Liebe Freunde,
Oft sprudelt es nur so aus mir heraus, wenn ich meiner großen Begeisterung über die besprochenen Werke Ausdruck verleihen möchte. Als ich vor einiger Zeit begonnen hab, über den heutigen Ausschnitt aus der Rubinstein-Dokumentation „L’amour de la vie“ zu schreiben, fehlten mir zunächst komplett die Worte. Keineswegs war eine kleine Schreibblockade der Grund für den momentanen Stillstand, wie eine solche sich anfühlt, durfte ich durch diesen Adventskalender lernen. Spaß beiseite - diesmal war es ganz anders: Selten sieht oder hört man etwas und denkt sich: Es ist eigentlich schon alles gesagt - dem ist nichts mehr hinzuzufügen.
Darum will ich heute nur versuchen, kurz zu erklären, warum mir aus gutem Grund die Worte fehlen und warum das eigentlich sehr schön ist: Zunächst hört man da Musik, es erklingen die ersten Töne meines (und Rubinsteins) absoluten Lieblingswerk-Satzes, mit unglaublicher Hingabe vom Protagonisten am Flügel gespielt: Das Adagio aus Franz Schuberts Quintett in C, welches der Komponist kurz vor seinem Tod geschrieben hat. Nach wenigen Augenblicken wird auch Menschen, die diese wundervolle Melodie zum ersten Mal hören, klar, dass es sich hier um ein absolutes Kronjuwel handelt.

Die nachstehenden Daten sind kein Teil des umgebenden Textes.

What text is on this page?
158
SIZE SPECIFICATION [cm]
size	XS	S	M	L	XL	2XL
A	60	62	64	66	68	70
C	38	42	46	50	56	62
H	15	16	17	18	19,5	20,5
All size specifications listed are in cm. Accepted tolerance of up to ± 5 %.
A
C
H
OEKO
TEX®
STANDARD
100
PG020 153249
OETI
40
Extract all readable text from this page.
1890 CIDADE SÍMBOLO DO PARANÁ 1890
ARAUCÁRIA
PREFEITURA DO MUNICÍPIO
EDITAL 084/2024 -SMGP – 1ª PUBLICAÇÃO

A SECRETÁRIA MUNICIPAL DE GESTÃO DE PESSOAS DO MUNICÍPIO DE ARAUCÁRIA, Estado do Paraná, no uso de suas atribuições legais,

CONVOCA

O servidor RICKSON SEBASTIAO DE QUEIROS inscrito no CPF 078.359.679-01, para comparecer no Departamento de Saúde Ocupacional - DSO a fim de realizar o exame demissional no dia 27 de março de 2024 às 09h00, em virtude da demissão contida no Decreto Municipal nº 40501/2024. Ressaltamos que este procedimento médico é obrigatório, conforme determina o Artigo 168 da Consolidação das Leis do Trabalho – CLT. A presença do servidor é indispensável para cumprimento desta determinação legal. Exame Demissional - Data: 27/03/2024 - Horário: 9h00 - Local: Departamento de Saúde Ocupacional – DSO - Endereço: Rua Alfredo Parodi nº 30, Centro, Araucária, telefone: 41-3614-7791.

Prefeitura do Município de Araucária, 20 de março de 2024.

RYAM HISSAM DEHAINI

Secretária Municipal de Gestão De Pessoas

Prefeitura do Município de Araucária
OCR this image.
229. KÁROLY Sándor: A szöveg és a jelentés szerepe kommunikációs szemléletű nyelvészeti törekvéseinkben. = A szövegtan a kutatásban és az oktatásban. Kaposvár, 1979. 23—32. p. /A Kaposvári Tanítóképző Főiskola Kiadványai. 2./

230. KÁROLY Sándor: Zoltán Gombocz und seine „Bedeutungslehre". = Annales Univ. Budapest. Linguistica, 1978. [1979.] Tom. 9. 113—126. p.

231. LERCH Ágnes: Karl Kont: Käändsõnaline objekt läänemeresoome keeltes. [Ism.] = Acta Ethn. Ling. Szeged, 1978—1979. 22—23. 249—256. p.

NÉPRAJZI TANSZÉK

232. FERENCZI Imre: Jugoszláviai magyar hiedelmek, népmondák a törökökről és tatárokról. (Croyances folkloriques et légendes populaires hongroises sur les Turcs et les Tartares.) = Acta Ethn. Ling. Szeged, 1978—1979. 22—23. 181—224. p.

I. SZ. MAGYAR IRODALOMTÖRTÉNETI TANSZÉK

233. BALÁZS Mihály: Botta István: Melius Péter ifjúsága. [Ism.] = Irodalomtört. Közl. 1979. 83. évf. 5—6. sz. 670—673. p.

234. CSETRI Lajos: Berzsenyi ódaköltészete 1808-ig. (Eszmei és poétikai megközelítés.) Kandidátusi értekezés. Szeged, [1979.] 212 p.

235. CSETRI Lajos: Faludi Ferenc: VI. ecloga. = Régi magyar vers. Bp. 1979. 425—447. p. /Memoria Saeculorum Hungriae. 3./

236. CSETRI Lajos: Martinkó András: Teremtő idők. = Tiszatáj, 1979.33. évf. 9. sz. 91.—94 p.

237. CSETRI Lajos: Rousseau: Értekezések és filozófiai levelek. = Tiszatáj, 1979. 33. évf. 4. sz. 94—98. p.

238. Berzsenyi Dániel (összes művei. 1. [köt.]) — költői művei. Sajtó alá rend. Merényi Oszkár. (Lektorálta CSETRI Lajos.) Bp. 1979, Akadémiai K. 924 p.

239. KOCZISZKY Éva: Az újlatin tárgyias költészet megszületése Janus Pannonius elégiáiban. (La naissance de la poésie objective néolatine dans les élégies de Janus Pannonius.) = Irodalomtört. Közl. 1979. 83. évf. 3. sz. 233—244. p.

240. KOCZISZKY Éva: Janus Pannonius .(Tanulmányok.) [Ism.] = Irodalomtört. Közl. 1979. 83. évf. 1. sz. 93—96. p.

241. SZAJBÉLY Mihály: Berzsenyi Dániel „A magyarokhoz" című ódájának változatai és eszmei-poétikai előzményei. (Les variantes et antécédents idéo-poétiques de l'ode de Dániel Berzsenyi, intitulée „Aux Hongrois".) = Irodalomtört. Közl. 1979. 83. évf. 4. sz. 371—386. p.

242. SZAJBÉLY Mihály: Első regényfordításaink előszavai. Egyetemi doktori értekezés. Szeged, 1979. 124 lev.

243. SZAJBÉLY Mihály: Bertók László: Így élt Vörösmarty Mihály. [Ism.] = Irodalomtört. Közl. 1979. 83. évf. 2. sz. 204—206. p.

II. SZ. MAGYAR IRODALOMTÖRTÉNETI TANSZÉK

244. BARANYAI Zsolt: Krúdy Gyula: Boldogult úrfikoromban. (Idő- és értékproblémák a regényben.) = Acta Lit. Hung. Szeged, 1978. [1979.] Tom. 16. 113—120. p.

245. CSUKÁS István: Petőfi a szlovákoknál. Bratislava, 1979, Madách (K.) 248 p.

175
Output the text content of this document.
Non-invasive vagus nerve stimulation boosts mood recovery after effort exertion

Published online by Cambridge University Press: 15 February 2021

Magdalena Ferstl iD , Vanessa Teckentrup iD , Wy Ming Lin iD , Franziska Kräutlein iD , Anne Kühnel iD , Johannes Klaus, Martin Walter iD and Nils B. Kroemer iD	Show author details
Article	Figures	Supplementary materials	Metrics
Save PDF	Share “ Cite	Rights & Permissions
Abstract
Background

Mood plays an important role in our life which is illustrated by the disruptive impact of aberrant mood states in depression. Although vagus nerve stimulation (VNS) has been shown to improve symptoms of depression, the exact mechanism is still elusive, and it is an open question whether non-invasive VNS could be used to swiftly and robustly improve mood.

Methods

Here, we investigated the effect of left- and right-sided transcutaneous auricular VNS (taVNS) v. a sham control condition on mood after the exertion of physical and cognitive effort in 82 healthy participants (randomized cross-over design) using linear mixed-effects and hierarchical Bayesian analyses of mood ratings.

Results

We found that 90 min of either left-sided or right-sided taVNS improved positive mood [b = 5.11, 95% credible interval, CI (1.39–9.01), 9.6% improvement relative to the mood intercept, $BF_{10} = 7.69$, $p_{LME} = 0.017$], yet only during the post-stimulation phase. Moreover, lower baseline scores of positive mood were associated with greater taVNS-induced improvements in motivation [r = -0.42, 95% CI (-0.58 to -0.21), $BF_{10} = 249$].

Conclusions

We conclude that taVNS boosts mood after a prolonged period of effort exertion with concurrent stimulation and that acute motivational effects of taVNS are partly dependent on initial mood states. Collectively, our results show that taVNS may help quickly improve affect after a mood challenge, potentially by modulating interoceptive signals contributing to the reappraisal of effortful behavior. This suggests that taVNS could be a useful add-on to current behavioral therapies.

Manchmal - sehr, sehr selten - ist es, als würde Musik vom Irdischen ins Überirdische überleiten, eine Brücke, oder wie Rubinstein es so wunderschön ausdrückt, “das Tor zum Himmel” bilden und den Weg zum eigenen Innersten weisen, zu dem, was wir Seele nennen. Die Töne, die Harmonien, die Melodie - alles verschwimmt und schwebt, wie von Zauberhand. Werk, Interpret und Zuhörer werden zur seligen Einheit.
Der Pianist Arthur Rubinstein - ein ausgewiesener Menschenfreund - hat in seinem Leben alles erlebt und erreicht, was man als Musiker erreichen kann. Und doch, nein, vielleicht gerade deswegen höre ich in seinen Worten keine Spur von Selbstgefälligkeit, Belehrung oder gar Arroganz. Wie er über die Musik, über Schubert, über das Quintett spricht… Es ist fast, als würde ein Kind erzählen, voller Dankbarkeit, voller Begeisterung, voller Liebe, voller Sehnsucht. Und dann fehlen selbst dem großen Meister die Worte: Er schweigt und lässt die Melodie im Gedanken weiterspielen. Und sie erklingt - so spürbar, so nah!
Das ist für mich mit die schönste musikalische Filmminute, die man auf diesem zig Milliarden Videos fassenden Portal finden kann. Bitte hört Euch - irgendwann in einer ruhigen Minute -das ganze Werk oder zumindest den zweiten Satz an. Da ist alles drin, was ich Euch jetzt noch so gerne sagen würde, Ihr aber ohnehin spüren könnt. Vielleicht kann, muss, soll man manche Dinge gar nicht ausdrücken. Da halte ich es lieber wie Rubinstein und höre Franz Schubert zu.
Denn wo das gesprochene und geschriebene Wort endet, beginnt die Musik.